One of my very favorite Christmas albums is Count Your Blessings, a (seemingly) unknown little gem recorded live at the Glenn Gould Theatre in 1993. The women (Holly Cole, Rebecca Jenkings, Mary Margaret O'Hara, Jane Siberry, and Victoria Williams) restore a sense of authentic, raw intimacy to carols that have become trite with commercial abuse over the years. Their rendition of Silent Night in particular, reduces me to helpless weeping - it is imbued with a womanly vulnerability that connects deeply with my own experience.

Christmas 1999. I was pregnant for the first time, and Rob was away for six months on a particularly nasty peacekeeping tour in East Timor, having been given a week's notice to sail. We found out we were pregnant three days before he left. I had come within a hair's breadth of miscarriage, my only contact with my husband was by email, the misogynist element in my workplace had ramped up his bullying by a considerable degree, and all in all, I was feeling more lonely and vulnerable than I ever had in my life.

Shortly before Christmas, it fell to me to assist with the delivery of a young woman with advanced HIV whose lifestyle and racial origins had relegated her to the outer margins of the marginalized in our (not entirely idyllic) community. The child was to be apprehended by Social Services shortly after birth, there were layers upon layers of waterproof barriers in place, and all the facts of the matter pointed only to sorrow and hardship and disease.

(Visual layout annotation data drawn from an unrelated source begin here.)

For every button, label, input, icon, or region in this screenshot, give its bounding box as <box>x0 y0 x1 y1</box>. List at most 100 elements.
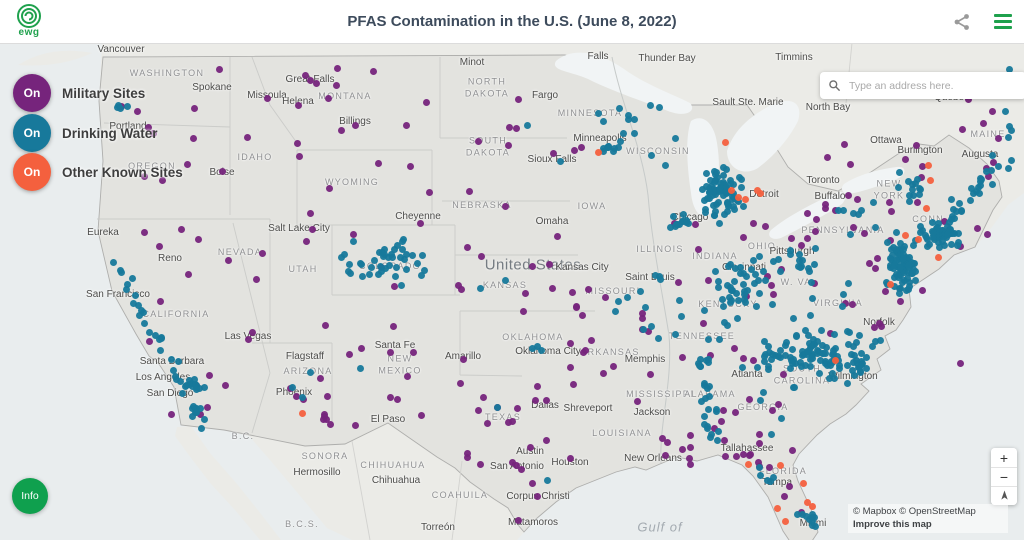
drinking-water-dot[interactable] <box>929 218 937 226</box>
other-known-site-dot[interactable] <box>831 356 839 364</box>
military-site-dot[interactable] <box>888 207 896 215</box>
military-site-dot[interactable] <box>191 104 199 112</box>
military-site-dot[interactable] <box>687 461 695 469</box>
drinking-water-dot[interactable] <box>413 259 421 267</box>
military-site-dot[interactable] <box>578 311 586 319</box>
drinking-water-dot[interactable] <box>719 164 727 171</box>
drinking-water-dot[interactable] <box>764 476 772 484</box>
drinking-water-dot[interactable] <box>132 291 140 299</box>
drinking-water-dot[interactable] <box>656 275 664 283</box>
drinking-water-dot[interactable] <box>698 397 706 405</box>
drinking-water-dot[interactable] <box>386 261 394 269</box>
drinking-water-dot[interactable] <box>679 218 687 226</box>
military-site-dot[interactable] <box>526 443 534 451</box>
military-site-dot[interactable] <box>755 431 763 439</box>
drinking-water-dot[interactable] <box>711 176 719 184</box>
military-site-dot[interactable] <box>197 411 205 419</box>
drinking-water-dot[interactable] <box>760 358 768 366</box>
military-site-dot[interactable] <box>959 125 967 133</box>
drinking-water-dot[interactable] <box>941 241 949 249</box>
drinking-water-dot[interactable] <box>826 361 834 369</box>
military-site-dot[interactable] <box>183 161 191 169</box>
drinking-water-dot[interactable] <box>835 362 843 370</box>
military-site-dot[interactable] <box>841 141 849 149</box>
drinking-water-dot[interactable] <box>701 205 709 213</box>
military-site-dot[interactable] <box>647 370 655 378</box>
drinking-water-dot[interactable] <box>896 285 904 293</box>
drinking-water-dot[interactable] <box>813 338 821 346</box>
drinking-water-dot[interactable] <box>615 104 623 112</box>
drinking-water-dot[interactable] <box>1007 157 1015 165</box>
drinking-water-dot[interactable] <box>876 337 884 345</box>
drinking-water-dot[interactable] <box>1001 108 1009 116</box>
drinking-water-dot[interactable] <box>1008 126 1016 134</box>
military-site-dot[interactable] <box>780 370 788 378</box>
drinking-water-dot[interactable] <box>892 248 900 256</box>
drinking-water-dot[interactable] <box>939 237 947 245</box>
military-site-dot[interactable] <box>144 124 152 132</box>
military-site-dot[interactable] <box>463 449 471 457</box>
drinking-water-dot[interactable] <box>840 207 848 215</box>
drinking-water-dot[interactable] <box>138 307 146 315</box>
military-site-dot[interactable] <box>222 382 229 390</box>
drinking-water-dot[interactable] <box>381 245 389 253</box>
drinking-water-dot[interactable] <box>857 349 865 357</box>
military-site-dot[interactable] <box>145 337 153 345</box>
military-site-dot[interactable] <box>216 66 224 74</box>
drinking-water-dot[interactable] <box>701 413 709 421</box>
other-known-site-dot[interactable] <box>756 189 764 197</box>
drinking-water-dot[interactable] <box>715 278 723 286</box>
military-site-dot[interactable] <box>566 364 574 372</box>
military-site-dot[interactable] <box>913 199 921 207</box>
military-site-dot[interactable] <box>573 303 581 311</box>
drinking-water-dot[interactable] <box>401 255 409 263</box>
drinking-water-dot[interactable] <box>883 239 891 247</box>
military-site-dot[interactable] <box>854 195 862 203</box>
drinking-water-dot[interactable] <box>390 245 398 253</box>
search-input[interactable] <box>847 78 1018 93</box>
drinking-water-dot[interactable] <box>977 182 985 190</box>
other-known-site-dot[interactable] <box>734 193 742 201</box>
drinking-water-dot[interactable] <box>742 272 750 280</box>
drinking-water-dot[interactable] <box>110 259 118 267</box>
drinking-water-dot[interactable] <box>716 180 724 188</box>
drinking-water-dot[interactable] <box>889 265 897 273</box>
drinking-water-dot[interactable] <box>124 281 132 289</box>
military-site-dot[interactable] <box>357 344 365 352</box>
drinking-water-dot[interactable] <box>915 184 923 192</box>
drinking-water-dot[interactable] <box>787 364 795 372</box>
military-site-dot[interactable] <box>896 297 904 305</box>
drinking-water-dot[interactable] <box>709 192 717 200</box>
drinking-water-dot[interactable] <box>905 192 913 200</box>
military-site-dot[interactable] <box>476 460 484 468</box>
drinking-water-dot[interactable] <box>835 207 843 215</box>
drinking-water-dot[interactable] <box>537 346 545 354</box>
drinking-water-dot[interactable] <box>740 281 748 289</box>
military-site-dot[interactable] <box>765 464 773 472</box>
drinking-water-dot[interactable] <box>654 335 662 343</box>
drinking-water-dot[interactable] <box>794 262 802 270</box>
military-site-dot[interactable] <box>722 452 730 460</box>
military-site-dot[interactable] <box>534 382 542 390</box>
drinking-water-dot[interactable] <box>501 276 509 284</box>
other-known-site-dot[interactable] <box>781 517 789 525</box>
military-site-dot[interactable] <box>821 205 829 213</box>
military-site-dot[interactable] <box>480 394 488 402</box>
drinking-water-dot[interactable] <box>829 370 837 378</box>
military-site-dot[interactable] <box>546 260 554 268</box>
drinking-water-dot[interactable] <box>523 121 531 129</box>
military-site-dot[interactable] <box>296 152 304 160</box>
drinking-water-dot[interactable] <box>391 272 399 280</box>
drinking-water-dot[interactable] <box>802 513 810 521</box>
drinking-water-dot[interactable] <box>611 145 619 153</box>
drinking-water-dot[interactable] <box>648 322 656 330</box>
drinking-water-dot[interactable] <box>345 261 353 269</box>
military-site-dot[interactable] <box>327 421 335 429</box>
drinking-water-dot[interactable] <box>969 190 977 198</box>
drinking-water-dot[interactable] <box>956 199 964 207</box>
drinking-water-dot[interactable] <box>701 307 709 315</box>
drinking-water-dot[interactable] <box>882 278 890 286</box>
drinking-water-dot[interactable] <box>731 278 739 286</box>
drinking-water-dot[interactable] <box>934 238 942 246</box>
drinking-water-dot[interactable] <box>958 207 966 215</box>
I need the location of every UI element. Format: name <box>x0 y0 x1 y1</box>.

But the babe was beautiful - robust, alert, innocent, perfect - and there was still that moment - that magical moment where he came to rest on his mother's breast and their eyes met, and all her damage and torment and self-loathing fell away and she loved him as purely and truly as any mother on earth.

Later that evening, I attended a Christmas concert - symphony and choir and sing-along carols, and an auditorium filled with well-heeled "nice" folk. It was blandly pleasant enough, but somewhere in the middle of Silent Night, my own experience and the day's events coalesced and it was all I could do not to shout at the top of my lungs that we were completely missing the point.

The Story, at its root, is about the terrifying vulnerabity of an unwed woman in a patriarchal culture, pregnant by someone not her fiance, and in imminent danger of drastic marginalization or even death. The scene of radiant motherhood by the manger was preceded and followed by danger and uncertainty and darkness - its commemoration is poignant and beautiful for precisely that reason. Mary had far more in common with that young woman in hospital than with smiling facades of well-modulated upper middle class goodness.

How is it that "Christmas Spirit"- both religious and commercial - has come to be a sort of blandly generic form of cheeriness - shiny, plastic, and conflict free? The season has been polarized into the"fortunate ones," who have the money and energy to keep up the facade, and the "less fortunate" who receive their annual hamper of dutiful good cheer. The fact is that we all live with darkness in various forms, and it is no shame to acknowledge that.

If we did, perhaps we would also have less need to be territorial and defensive and fearfully correct about form and custom. We could simply be and notice and gratefully celebrate and share our moments of Light.